The core of the paper is looking at what happened to laborer's when theres an increase in us imports from china. 
Let's try and replicate part of Table 9 - namely the estimate from panel A column 2.

Their y variable is `relchg_avg_hhincwage_pc_pw`. 
The important x variable is decadal trade between the us and china `d_tradeusch_pw`.

1. Run that simple regression
2. Now add heteroskedasticity robust standard  (HC1). Hint: Use the `sandwich` and `lmtest` packages

Now we will start to add extra x variables.

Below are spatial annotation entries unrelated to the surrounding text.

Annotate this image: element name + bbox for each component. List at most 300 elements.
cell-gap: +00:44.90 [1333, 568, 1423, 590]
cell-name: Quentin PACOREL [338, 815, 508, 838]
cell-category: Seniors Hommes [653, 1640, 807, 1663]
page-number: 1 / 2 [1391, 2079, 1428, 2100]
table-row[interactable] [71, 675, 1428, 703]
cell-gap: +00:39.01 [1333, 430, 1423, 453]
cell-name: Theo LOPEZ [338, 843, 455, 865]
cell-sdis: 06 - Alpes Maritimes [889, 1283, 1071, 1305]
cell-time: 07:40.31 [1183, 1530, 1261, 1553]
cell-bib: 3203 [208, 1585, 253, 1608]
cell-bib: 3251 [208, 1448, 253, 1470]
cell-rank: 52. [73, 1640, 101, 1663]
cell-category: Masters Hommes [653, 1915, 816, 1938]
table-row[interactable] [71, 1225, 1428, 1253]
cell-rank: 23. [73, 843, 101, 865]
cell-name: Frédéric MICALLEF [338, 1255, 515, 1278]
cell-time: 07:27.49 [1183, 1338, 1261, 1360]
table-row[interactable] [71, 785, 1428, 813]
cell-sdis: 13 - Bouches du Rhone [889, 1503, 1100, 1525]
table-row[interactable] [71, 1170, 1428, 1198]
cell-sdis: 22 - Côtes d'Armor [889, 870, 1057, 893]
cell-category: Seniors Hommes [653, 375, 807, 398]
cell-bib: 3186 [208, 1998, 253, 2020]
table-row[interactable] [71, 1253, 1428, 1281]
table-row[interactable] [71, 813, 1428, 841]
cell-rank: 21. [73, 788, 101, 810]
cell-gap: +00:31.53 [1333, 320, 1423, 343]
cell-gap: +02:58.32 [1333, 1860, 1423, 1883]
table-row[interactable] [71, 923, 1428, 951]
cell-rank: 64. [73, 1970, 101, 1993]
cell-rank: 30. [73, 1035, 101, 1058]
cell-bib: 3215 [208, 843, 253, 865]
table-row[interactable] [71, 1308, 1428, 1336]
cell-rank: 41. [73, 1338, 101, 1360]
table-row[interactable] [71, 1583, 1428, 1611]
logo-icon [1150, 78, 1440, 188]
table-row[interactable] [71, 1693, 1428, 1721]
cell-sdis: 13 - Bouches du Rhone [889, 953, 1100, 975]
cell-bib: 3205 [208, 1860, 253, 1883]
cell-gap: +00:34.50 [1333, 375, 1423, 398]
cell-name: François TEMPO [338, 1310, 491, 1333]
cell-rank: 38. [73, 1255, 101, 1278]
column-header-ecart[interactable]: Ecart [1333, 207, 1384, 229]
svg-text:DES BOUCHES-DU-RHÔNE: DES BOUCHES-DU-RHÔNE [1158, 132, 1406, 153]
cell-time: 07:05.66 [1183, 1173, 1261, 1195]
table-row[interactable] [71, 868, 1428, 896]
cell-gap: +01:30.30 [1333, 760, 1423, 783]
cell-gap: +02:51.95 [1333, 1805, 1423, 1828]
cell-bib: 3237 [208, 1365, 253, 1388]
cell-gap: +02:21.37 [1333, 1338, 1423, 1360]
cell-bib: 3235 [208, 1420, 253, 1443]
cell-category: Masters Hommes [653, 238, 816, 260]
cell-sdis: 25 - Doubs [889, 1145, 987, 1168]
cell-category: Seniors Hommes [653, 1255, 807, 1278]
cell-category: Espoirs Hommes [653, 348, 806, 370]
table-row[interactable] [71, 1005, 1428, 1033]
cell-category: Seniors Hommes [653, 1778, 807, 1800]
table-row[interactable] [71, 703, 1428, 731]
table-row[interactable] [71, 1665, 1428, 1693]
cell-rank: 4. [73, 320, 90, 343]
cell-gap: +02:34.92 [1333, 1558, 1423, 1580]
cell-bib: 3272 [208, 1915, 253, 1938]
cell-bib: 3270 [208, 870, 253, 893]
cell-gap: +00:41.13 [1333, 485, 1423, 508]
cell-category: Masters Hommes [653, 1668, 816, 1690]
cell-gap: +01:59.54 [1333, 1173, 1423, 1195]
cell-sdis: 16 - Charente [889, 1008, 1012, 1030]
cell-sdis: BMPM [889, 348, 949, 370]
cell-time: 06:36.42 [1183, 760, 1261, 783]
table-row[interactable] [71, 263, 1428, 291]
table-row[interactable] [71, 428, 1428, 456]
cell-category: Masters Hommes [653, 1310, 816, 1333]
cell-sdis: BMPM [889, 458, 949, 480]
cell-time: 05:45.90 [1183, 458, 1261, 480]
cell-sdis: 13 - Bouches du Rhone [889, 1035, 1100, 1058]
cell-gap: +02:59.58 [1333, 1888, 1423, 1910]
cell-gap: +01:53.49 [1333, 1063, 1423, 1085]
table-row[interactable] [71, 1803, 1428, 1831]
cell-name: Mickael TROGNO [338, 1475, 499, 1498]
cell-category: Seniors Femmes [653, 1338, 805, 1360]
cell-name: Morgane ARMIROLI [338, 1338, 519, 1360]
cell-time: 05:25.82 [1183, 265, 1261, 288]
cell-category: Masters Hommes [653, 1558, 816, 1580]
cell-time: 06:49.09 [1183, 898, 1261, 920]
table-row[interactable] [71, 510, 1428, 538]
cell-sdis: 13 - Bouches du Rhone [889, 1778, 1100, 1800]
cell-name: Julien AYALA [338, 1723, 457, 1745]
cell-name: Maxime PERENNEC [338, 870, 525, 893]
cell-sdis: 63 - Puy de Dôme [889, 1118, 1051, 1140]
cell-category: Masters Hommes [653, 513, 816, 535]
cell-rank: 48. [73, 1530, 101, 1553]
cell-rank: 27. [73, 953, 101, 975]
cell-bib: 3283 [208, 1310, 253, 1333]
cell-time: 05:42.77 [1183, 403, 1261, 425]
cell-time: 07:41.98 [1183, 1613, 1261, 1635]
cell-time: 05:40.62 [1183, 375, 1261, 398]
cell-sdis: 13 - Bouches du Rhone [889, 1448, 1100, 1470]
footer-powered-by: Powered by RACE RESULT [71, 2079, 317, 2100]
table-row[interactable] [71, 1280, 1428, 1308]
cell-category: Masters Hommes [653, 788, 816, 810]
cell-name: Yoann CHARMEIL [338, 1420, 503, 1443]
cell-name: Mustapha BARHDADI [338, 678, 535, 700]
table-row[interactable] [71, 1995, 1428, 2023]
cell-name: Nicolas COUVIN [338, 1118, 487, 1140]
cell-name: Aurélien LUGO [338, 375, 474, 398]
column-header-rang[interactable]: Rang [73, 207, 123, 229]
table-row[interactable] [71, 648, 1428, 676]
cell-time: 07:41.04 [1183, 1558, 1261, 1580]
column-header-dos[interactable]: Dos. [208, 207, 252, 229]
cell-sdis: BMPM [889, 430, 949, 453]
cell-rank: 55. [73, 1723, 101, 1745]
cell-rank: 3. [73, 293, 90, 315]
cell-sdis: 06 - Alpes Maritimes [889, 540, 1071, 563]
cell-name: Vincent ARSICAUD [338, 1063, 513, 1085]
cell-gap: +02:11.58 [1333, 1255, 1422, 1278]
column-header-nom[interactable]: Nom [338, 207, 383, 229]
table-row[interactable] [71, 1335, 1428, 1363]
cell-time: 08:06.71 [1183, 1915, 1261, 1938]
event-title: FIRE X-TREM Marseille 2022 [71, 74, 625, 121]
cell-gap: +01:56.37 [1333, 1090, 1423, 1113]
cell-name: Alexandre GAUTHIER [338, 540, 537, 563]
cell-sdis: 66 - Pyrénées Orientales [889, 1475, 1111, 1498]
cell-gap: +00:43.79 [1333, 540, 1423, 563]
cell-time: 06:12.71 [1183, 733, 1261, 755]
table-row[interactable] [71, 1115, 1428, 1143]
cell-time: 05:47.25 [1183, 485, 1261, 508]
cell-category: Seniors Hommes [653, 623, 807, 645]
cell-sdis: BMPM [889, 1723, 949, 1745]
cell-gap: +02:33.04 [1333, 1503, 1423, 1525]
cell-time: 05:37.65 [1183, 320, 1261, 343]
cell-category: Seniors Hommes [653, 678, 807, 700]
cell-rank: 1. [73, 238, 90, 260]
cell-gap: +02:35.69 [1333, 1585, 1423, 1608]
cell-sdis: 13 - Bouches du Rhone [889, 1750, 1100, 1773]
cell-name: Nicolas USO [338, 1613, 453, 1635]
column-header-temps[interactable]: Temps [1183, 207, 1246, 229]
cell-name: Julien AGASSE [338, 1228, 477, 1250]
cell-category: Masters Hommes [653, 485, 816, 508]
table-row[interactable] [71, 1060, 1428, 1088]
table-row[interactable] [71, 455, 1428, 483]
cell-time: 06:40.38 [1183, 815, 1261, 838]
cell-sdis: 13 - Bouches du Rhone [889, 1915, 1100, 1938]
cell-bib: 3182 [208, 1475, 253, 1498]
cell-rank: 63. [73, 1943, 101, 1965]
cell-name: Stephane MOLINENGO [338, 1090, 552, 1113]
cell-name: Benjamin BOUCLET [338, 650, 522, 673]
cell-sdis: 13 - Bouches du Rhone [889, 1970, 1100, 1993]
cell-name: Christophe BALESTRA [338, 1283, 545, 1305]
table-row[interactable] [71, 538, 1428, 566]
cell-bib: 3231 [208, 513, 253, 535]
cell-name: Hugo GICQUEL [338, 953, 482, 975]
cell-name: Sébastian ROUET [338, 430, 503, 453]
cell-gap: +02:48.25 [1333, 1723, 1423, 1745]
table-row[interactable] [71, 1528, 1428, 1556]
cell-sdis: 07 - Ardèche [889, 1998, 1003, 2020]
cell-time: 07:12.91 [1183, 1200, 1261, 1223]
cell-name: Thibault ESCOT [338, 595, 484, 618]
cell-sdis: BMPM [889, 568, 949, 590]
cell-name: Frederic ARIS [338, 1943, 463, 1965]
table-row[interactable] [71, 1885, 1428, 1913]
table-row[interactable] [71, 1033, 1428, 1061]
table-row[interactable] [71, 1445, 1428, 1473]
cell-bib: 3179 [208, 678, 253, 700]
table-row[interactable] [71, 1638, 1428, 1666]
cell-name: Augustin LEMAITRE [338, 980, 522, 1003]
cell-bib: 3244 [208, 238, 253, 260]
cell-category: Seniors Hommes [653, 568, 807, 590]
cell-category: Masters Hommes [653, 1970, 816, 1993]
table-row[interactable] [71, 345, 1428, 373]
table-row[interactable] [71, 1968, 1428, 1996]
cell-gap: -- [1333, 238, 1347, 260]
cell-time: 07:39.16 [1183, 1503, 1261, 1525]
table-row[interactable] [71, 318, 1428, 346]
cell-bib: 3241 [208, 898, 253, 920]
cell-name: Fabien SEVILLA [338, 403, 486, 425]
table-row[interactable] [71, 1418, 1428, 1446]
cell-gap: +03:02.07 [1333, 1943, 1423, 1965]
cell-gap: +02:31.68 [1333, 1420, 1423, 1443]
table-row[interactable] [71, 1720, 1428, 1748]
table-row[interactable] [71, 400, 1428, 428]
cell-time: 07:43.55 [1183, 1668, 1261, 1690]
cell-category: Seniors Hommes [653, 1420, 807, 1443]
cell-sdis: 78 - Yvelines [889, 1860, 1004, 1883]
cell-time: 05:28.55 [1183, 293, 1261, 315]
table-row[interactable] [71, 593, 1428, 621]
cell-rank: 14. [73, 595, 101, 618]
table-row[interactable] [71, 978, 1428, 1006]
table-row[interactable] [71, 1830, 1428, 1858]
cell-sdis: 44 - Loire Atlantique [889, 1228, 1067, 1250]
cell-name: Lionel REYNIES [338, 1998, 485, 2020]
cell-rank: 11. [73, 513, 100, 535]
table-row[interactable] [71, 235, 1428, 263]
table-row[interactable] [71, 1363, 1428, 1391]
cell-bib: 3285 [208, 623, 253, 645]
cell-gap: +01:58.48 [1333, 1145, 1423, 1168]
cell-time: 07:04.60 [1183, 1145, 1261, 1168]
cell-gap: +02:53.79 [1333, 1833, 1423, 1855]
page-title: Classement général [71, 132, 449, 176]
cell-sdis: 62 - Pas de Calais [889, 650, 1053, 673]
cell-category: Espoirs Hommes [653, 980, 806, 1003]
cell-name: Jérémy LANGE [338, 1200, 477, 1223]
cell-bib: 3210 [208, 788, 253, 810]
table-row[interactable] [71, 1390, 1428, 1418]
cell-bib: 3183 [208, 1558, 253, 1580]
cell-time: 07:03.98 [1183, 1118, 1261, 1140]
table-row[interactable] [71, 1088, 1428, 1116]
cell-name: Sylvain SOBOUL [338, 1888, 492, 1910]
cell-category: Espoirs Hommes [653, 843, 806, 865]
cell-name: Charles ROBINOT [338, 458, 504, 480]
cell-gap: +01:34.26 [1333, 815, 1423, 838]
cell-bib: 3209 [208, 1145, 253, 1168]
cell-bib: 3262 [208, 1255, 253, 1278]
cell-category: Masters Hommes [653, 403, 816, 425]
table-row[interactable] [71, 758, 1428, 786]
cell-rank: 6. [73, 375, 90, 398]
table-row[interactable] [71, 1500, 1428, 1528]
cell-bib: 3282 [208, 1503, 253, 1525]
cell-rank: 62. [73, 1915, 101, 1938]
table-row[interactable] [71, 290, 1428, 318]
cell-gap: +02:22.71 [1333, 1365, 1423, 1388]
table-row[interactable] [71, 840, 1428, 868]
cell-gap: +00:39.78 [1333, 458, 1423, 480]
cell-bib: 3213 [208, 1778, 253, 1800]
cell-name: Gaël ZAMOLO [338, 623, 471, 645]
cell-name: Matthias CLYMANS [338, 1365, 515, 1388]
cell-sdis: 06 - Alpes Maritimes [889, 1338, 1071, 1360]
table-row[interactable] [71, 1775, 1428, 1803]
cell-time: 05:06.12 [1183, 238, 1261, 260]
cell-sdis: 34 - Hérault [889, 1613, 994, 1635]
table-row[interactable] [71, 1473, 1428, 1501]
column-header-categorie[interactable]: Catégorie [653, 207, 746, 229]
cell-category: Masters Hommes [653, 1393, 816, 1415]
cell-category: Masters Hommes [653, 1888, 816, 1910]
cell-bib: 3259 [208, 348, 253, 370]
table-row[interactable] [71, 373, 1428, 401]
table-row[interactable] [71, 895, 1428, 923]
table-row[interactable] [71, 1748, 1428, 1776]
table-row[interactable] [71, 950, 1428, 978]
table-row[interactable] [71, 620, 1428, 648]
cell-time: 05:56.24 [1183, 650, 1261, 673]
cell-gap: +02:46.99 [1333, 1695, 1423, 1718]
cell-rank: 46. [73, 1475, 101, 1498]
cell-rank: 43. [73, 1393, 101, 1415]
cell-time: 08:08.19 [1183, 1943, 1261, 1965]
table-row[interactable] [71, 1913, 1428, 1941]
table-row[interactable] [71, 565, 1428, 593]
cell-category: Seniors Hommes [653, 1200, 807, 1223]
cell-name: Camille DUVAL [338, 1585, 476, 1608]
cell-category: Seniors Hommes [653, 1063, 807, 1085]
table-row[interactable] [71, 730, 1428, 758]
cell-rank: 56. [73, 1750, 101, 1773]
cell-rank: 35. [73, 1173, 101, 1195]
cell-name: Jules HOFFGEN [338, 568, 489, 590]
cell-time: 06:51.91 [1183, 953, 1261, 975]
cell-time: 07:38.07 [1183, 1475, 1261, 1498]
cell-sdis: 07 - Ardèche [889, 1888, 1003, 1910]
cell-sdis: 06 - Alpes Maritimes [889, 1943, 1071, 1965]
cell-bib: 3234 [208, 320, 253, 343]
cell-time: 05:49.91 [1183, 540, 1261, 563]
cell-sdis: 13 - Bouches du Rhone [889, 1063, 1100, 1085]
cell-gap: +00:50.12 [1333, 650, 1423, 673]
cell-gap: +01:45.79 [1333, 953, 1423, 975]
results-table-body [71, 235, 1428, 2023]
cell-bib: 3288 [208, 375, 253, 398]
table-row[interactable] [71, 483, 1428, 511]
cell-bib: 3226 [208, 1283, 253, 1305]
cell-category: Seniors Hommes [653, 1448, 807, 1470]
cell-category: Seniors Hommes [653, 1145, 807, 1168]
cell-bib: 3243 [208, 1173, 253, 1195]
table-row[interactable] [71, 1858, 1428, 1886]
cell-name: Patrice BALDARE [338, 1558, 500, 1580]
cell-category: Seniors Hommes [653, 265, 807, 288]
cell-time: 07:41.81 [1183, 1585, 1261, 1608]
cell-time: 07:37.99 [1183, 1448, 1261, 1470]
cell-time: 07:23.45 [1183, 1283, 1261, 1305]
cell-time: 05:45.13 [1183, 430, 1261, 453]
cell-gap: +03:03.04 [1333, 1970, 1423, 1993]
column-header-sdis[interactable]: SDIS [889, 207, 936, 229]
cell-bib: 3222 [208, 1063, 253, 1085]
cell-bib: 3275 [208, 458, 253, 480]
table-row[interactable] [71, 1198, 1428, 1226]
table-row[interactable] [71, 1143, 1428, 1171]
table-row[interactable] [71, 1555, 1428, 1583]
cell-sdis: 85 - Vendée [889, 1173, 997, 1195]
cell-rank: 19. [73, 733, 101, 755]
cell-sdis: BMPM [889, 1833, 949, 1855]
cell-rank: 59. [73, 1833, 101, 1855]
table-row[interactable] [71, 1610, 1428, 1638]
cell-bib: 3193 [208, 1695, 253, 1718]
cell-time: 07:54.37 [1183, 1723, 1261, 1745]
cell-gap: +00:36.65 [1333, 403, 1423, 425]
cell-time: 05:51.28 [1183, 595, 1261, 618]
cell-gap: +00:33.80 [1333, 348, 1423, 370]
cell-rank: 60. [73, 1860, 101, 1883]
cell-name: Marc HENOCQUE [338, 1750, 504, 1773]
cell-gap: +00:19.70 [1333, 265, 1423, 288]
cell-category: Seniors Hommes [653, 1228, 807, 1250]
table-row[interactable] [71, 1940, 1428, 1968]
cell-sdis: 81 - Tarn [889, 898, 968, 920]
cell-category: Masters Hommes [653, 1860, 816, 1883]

3. Start by adding `t2` - a dummy variable for whether observation is in the second decade. 
Fit again with HC1 robust standard errors.

###  Clustering

Let us now use clustertered standard errors instead. ADH cluster by `statefip`.
Hint: use the `felm` package.

1. Run the basic regression with clustering
2. Add the following controls to your last regression:
    - `l_shind_manuf_cbp`
    - `l_sh_popedu_c`
    - `l_sh_popfborn`
    - `l_sh_empl_f`
    - `l_sh_routine33`
    - `l_task_outsource`

3. Add region fixed effects to your regression.
    - First find all variables in the dataset that start with `reg_`
    - Add these to your last regression
  
### Instrument Variables

1. Instrument `d_tradeusch_pw` with `d_tradeotch_pw_lag` in your last regression
2. Weight your regression by `timepwt48`